I guess I did that thing of bursting out of the gate with a dash too much brio, because today I woke up feeling sick again. But getting myself out of the house and seeing last night's show by my friends Red Molly was worth a relapse. To be honest, I had wondered if going to this particular venue, where Girlyman has played to large, enthusiastic crowds in the past, would make me sad about being off the road with my band - but instead I left inspired, energized and uplifted by these gals. Their overall demeanor was one of gratitude - for each other, for the audience, and for the opportunity to play music. Their harmonies were among the tightest and most inventive I've heard. But the moment that made the night for me (and I suspect many others) was their encore, an a capella version of Susan Werner's "May I Suggest:"
"May I suggest, may I suggest to you / May I suggest this is the best part of your life / May I suggest, this time is blessed for you / This time is blessed and shining almost blinding light / Just turn your head and you'll begin to see / The thousand reasons that were just beyond your sight / The reasons why, why I suggest to you / Why I suggest this is the best part of your life."
I think that every person in the venue last night felt that these words were sung directly to them, and such is the power of great songwriting. There was a feeling as each phrase rang out that the whole room was holding its breath, a credit to RM's arrangement and delivery as well as to the punch of Susan's words. I love the audacity of the song, the way it breaks through everyone's notion that their "best" moment was or will be some other moment.
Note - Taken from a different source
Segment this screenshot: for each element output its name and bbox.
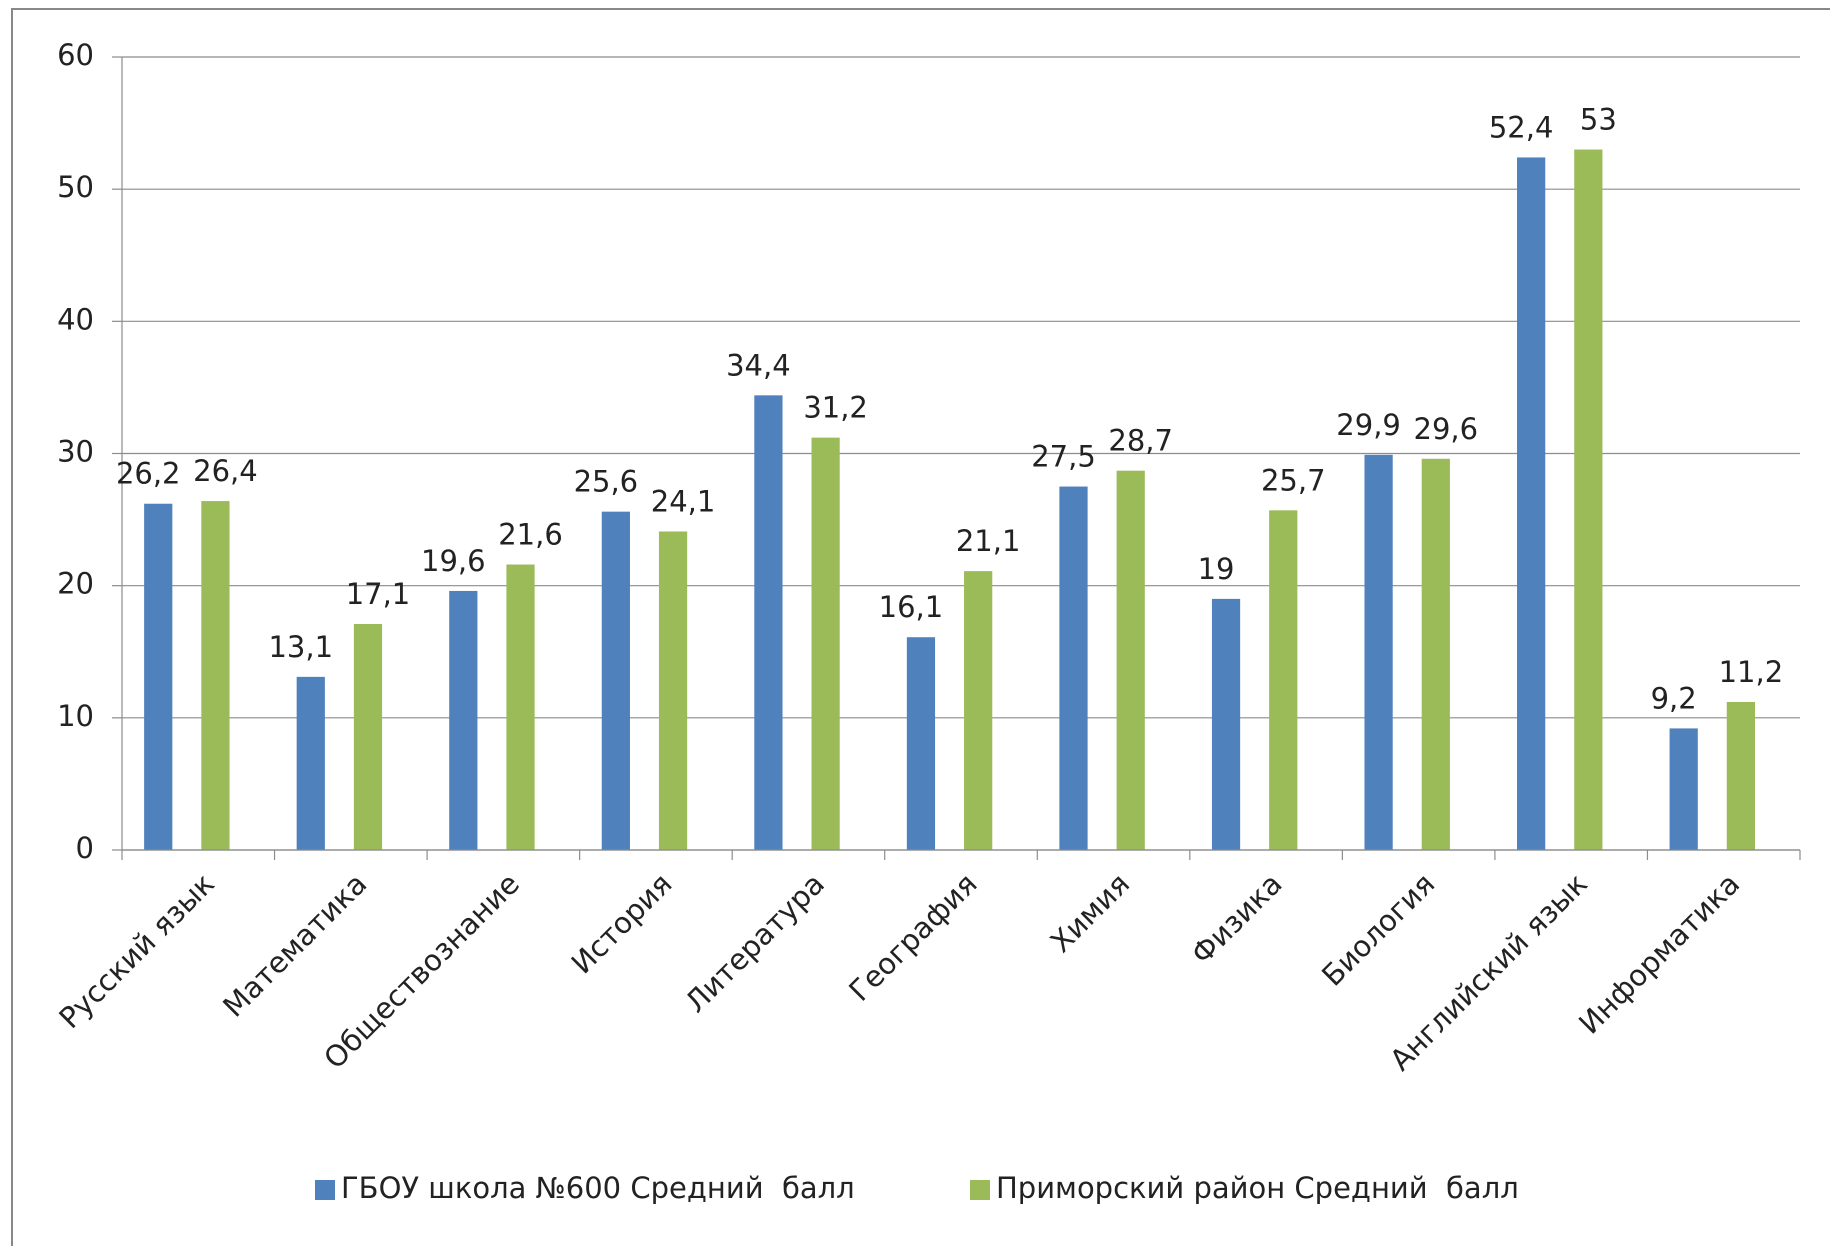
bar (1059, 486, 1088, 850)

The easy reference Susan makes to our ways of evading our lives in the exact now. And the gentleness she employs in reminding us of the obvious but overlooked brilliance of the life that's staring us in the face. Gosh, how hard this is to truly know. (And I've been practicing meditation for over a decade, not that that necessarily means anything!)
Certainly the idea that my best life is behind me is one that has haunted me during this time away from Girlyman. With the perspective of some months away, it's easy to look back at the years of shows, songs, and tours, as some channeled, divinely inspired epoch. The truth, though, is that while that time contained moments of enlightenment and plenty of peak experience, it also contained pockets of fear, boredom, monotony (think fourteen hour drives), bad food, hauling ass, smallness, and ego. Such is life. And how comforting and true to think that this is what makes right now the very best - that it contains all of our humanness and imperfection, our striving and missing and occasionally hitting the mark. All of our potential, distilled, in each moment - even if we're just snotting our way through another box of tissues (OK, I'll be honest - another roll of toilet paper). Hearing this last night was exactly what I needed. No one promised me anything, but the suggestion was enough.
So thanks, Laurie, Abbie, Molly, and Susan! You made my month. Not that you had much competition, but still. And I sincerely hope that none of you gets this flu.